Norm duly arrived, and we three set off, rain still falling down and coming through several openings of the material roof on my side of the car, despite fitting in the celluloid windows. Indeed I decided to wear my raincoat to keep the water off me!
We three were in great spirits as Lionel drove along the road towards Southport.  A few sections were under water but we merely made a mighty splash and spray as we went through them. In low sections off the sides of the road we saw whole paddocks were under water, and it looked as if we might indeed have difficulty in getting through. A short discussion, and we resolved to go ahead as far as we could, and meet our difficulties when we came to them.
Passing over the Logan River’s bridge, we saw below us a swirling mass of dirty water. The river was very high, indeed it was running a banker! On and on we drove, rain still pouring down, until a car’s driver travelling in the opposite direction called on us to stop. Seeing our small low car, he earnestly suggested we should turn back. The Coomera River had broken its banks and the road was well under water. We thanked him, but decided to press on, and see it for ourselves. I had never seen a really good flood before, and here was an opportunity not to be missed.
Lionel contributed one of the many good patches of humour we enjoyed on the way. Almost every car approaching us signalled for us to go back, and he tired of it. So as each car approached he would lean out, wave, and call out “How are you Mate?” which quite upset the concerned motorist. He uttered it in such a debonair fashion, too!
The Coomera River is very wide at this point, and has a high bank on the northern township side. Consisting of a dozen or so houses, a general store, garage, post office and the inevitable pub, this small town had a great string of roadside parked cars around the pub. We drove on towards the bridge. Only a few cars and owners were stopped there, owners of those previously parked cars were probably drowning their sorrows inside that pub. Here we pulled up, jumped out, and walked right across the bridge in the pouring rain.
Sure enough, the low southern riverbank was well and truly flooded, and side paddocks covered upstream and down. In front of us the road disappeared under a vast sheet of water. Muddy water from the west met the wind and rain from the east, causing small turbid waves to break on the Pacific Highway!
The main river itself was a raging torrent, with debris of all kinds floating down. It was respectable debris in a way, for we saw no dead animals like cattle floating along, just trees, branches and fences. Before the week-end was out though, three men were to lose their lives in these waters, and thousands of acres of crops ruined.
We tried to estimate the depth of water on the road, but thought 3’0’’ to 3’6” a little too deep for our tiny car.  As we stood there in the wet a big truck came along, and stopped to consider the situation. Of course we struck up a conversation with the driver, and a sudden exclamation from both parties revealed that Norm and the driver knew each other from Wartime Service up in Borneo, Tarakan and other similar places.

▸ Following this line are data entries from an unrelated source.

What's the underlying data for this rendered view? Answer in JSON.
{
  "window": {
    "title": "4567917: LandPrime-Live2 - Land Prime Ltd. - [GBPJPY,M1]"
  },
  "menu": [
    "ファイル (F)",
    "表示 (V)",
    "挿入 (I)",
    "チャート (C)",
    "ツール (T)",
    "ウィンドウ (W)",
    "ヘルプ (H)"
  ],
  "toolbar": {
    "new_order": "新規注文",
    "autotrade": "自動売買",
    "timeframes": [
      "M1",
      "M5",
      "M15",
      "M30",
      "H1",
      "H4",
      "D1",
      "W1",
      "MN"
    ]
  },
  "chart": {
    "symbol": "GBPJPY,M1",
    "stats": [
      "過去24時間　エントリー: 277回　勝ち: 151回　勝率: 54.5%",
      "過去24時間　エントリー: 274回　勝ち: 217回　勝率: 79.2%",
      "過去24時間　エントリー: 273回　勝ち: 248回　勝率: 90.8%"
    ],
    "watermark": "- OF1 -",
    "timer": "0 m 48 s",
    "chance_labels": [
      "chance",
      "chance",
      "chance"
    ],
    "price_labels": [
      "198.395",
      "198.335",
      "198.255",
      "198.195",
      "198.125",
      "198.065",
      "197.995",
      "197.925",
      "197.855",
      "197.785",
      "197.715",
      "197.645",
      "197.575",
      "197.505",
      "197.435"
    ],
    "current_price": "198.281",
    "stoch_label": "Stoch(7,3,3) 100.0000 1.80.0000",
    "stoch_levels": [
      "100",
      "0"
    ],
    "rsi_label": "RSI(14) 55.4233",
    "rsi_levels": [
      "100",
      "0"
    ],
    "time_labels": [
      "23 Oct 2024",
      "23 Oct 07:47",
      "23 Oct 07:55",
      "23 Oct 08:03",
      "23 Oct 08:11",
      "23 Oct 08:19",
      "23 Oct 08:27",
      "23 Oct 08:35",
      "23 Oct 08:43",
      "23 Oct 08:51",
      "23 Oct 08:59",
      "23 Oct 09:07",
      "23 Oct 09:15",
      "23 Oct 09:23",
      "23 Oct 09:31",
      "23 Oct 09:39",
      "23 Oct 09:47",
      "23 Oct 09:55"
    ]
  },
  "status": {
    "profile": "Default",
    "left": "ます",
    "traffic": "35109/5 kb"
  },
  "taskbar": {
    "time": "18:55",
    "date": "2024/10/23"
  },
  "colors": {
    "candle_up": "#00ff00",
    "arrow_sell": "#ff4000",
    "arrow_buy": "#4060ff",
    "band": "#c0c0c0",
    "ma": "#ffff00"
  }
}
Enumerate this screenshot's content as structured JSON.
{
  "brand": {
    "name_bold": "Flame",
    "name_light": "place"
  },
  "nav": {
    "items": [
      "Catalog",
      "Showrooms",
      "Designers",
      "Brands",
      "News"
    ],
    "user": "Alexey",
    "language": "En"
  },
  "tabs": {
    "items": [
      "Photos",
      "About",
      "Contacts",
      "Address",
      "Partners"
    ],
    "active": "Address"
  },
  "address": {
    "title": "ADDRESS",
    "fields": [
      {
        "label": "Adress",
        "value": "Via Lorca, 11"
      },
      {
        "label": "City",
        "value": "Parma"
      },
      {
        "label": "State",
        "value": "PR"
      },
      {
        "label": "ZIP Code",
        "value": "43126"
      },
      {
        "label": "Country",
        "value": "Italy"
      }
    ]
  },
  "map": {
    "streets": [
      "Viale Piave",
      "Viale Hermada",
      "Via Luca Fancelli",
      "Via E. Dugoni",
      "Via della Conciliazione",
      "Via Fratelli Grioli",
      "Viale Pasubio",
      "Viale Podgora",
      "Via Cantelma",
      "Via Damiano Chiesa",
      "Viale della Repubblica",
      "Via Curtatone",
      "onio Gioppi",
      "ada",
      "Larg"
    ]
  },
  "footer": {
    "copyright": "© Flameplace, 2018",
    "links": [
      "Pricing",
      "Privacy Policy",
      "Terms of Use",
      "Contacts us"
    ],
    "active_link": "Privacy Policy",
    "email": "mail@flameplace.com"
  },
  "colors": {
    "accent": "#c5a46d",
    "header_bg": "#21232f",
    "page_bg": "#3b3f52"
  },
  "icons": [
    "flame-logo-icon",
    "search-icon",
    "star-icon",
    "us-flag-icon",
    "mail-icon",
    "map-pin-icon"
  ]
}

After swapping yarns, the driver decided to try to get through. Off he went, slowly entering the water, then sinking lower and lower as he progressed.  After about 50 yards he stopped, decided to think better of it, reversed out, and parked the truck. He would wait. As it was presently high tide on the coast, the general opinion was that it was the tide backing up the flood waters. Low tide was to be at 1500 hrs, but after a discussion, we three decided to turn back to Beenleigh. There we would ring through to Mudgeeraba where the train party had arranged to assemble if the mountain road was impassable.
As it happened, the low tide later made no difference, for more water was pouring into the river from the headwaters.  Instead of subsiding, the depth of water increased.